À BEIRA DA JANELA

ao Carlos

O pássaro amarelo morreu hoje,

mas não cheguei a vê-lo, ou à gaiola.

Ainda de manhã arfava pelo bico e era eu

quem piava como se pudesse saber em que língua

sofria. O Carlos fez-me chá e afagou-me a tristeza.

O amarelinho morreu só, mas há outra maneira de morrer?

Tudo fica de fora dos que morrem. Eles sabem que partem

sozinhos, e não saber mais nada é o nome próprio dos confins

do medo. Para não falar no sofrimento quase póstumo

em que se agarram à vida a troco de nada.

Foi assim que nos fizeste. Ofereceste a pior ignorância

e o saber mais certo. O pássaro amarelo

soube incertamente qualquer coisa e debateu-se

contra a voz insistente que o chamava.

Era do Carlos o amarelinho.

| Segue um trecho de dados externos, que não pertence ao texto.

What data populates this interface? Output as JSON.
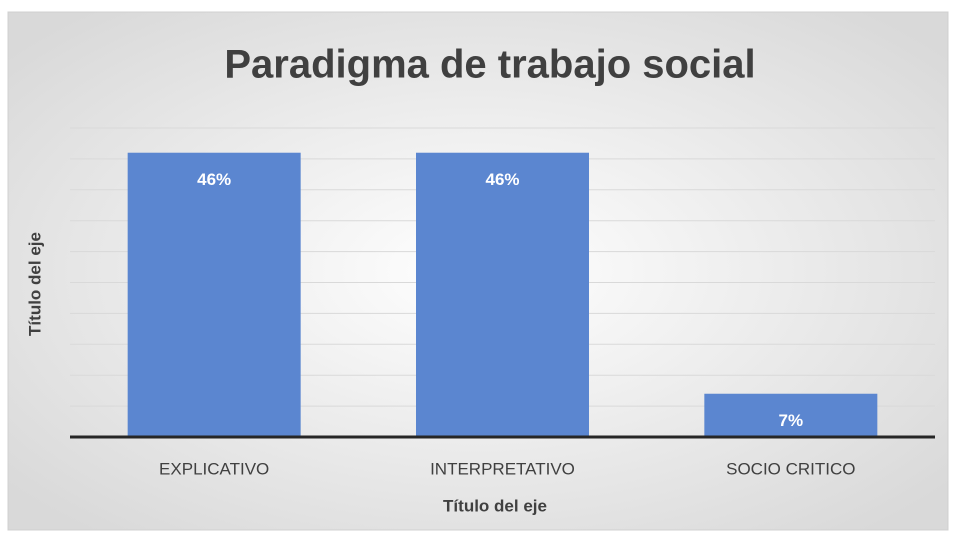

Mas foi ele

quem escondeu o pássaro, a gaiola branca

e o lugar vazio à beira da janela.

Quem me pôs o chá no tabuleiro e mo sorriu à boca.

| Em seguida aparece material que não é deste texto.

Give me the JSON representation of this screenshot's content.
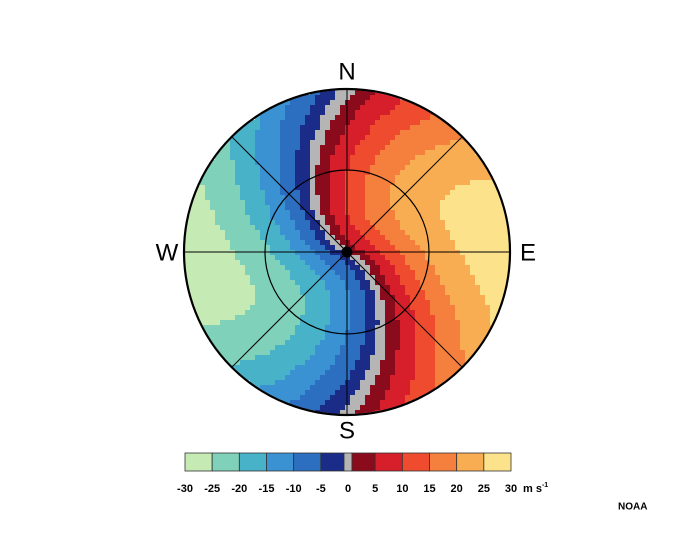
{
  "compass": {
    "north": "N",
    "east": "E",
    "south": "S",
    "west": "W"
  },
  "colorbar": {
    "colors": [
      "#c6eab3",
      "#7fd1ba",
      "#48b2c9",
      "#3a92d2",
      "#2c6ec0",
      "#1b2c88",
      "#b5b5b5",
      "#8a0c1c",
      "#d61f2a",
      "#ef4b2f",
      "#f57f3c",
      "#f9ad52",
      "#fde28c"
    ],
    "ticks": [
      -30,
      -25,
      -20,
      -15,
      -10,
      -5,
      0,
      5,
      10,
      15,
      20,
      25,
      30
    ],
    "unit": {
      "base": "m s",
      "exponent": "-1"
    }
  },
  "credit": "NOAA"
}
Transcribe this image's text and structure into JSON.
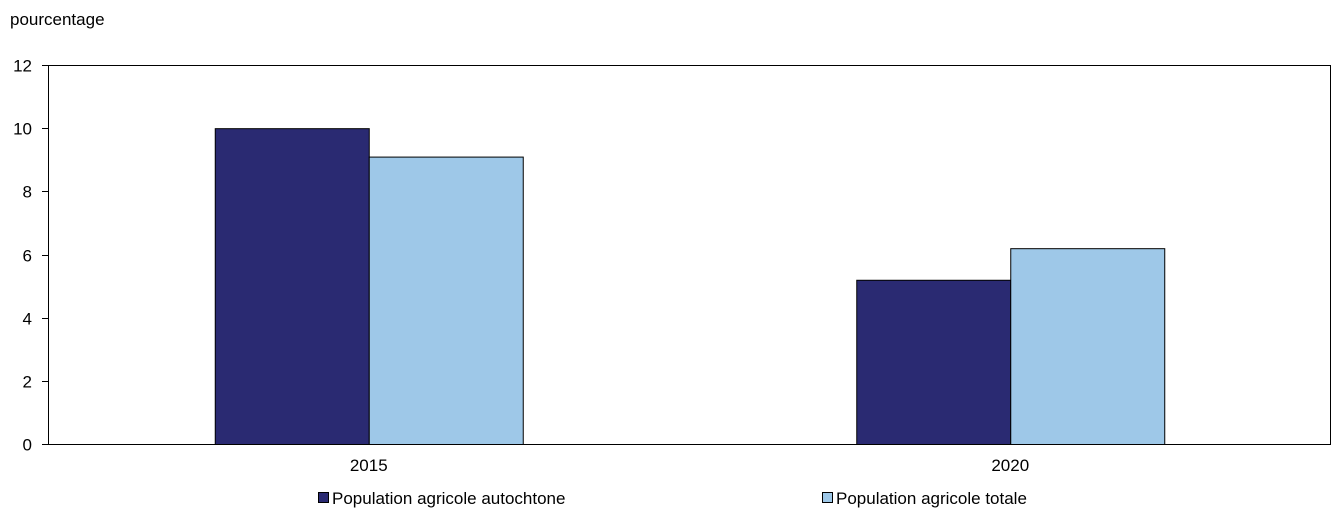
{
  "chart_data": {
    "type": "bar",
    "title": "",
    "xlabel": "",
    "ylabel": "pourcentage",
    "ylim": [
      0,
      12
    ],
    "yticks": [
      0,
      2,
      4,
      6,
      8,
      10,
      12
    ],
    "grid": false,
    "legend_position": "bottom",
    "categories": [
      "2015",
      "2020"
    ],
    "series": [
      {
        "name": "Population agricole autochtone",
        "color": "#2a2a72",
        "values": [
          10.0,
          5.2
        ]
      },
      {
        "name": "Population agricole totale",
        "color": "#9ec8e8",
        "values": [
          9.1,
          6.2
        ]
      }
    ]
  }
}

Quem me deu a boca e me embalou nos braços.

Talvez a morte do amarelinho nos salve. E a nossa morte

salve mais alguém. Mas salve de quê, em nome de deus?

Gostava tanto de saber do que estou a falar,

do que andamos todos a falar há séculos.

E muitos acreditam piamente e piamente sofrem.

E outros fazem sofrer e assim dizes Tu eternamente: ámen.

Dias depois o Carlos contou-me que tinha enterrado o pássaro

no quintal da mãe. Mas nessa tarde e sem morrer

salvou-me com o mesmo amor que nos morreste.